A l’égard de l’ombre de l’âne, ils prétendent qu’on disoit ce proverbe, quand on vouloit parler de ces sortes de gens qui sont curieux de savoir des bagatelles, et qui négligent de s’instruire des choses nécessaires. Voici ce qui y a donné lieu. Un jour Démosthêne plaidant une cause pour un homme accusé d’un crime capital, et voyant que les juges n’avoient aucune attention à son discours, il s’avisa de leur dire : Messieurs, un jeune homme avoit loué un âne pour aller en quelque endroit ; comme il étoit en chemin, il voulut se reposer quelque temps, pendant la grande chaleur du jour, et se coucha à l’ombre de l’âne.
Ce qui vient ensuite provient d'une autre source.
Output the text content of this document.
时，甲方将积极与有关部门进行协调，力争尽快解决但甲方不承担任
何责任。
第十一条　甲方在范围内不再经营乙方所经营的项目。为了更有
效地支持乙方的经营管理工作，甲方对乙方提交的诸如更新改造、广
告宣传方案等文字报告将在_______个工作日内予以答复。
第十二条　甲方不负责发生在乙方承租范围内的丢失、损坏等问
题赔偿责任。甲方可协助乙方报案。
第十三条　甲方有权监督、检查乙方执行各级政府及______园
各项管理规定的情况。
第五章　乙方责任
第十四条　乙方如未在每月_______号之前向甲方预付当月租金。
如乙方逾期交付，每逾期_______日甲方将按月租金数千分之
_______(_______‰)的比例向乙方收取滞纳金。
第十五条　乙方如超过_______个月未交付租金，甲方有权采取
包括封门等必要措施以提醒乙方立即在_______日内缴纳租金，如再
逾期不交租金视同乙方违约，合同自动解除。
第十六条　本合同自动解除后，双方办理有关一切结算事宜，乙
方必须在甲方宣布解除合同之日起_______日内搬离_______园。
L’ânier qui le conduisoit s’y opposa, lui disant, qu’il lui avoit loué son âne, à la vérité, mais qu’il ne lui avoit pas loué l’ombre de son âne ; et, sur cela, il appella le jeune homme en justice. Démosthêne s’arrêta en cet endroit, et remarqua que toute l’assistance étoit fort attentive à ce récit. Quoi ! Messieurs, reprit-il en s’écriant, vous prêtez l’oreille à des bagatelles, et vous n’écoutez pas une affaire où il s’agit de la vie d’un homme.


Fin des Remarques du neuvième Livre.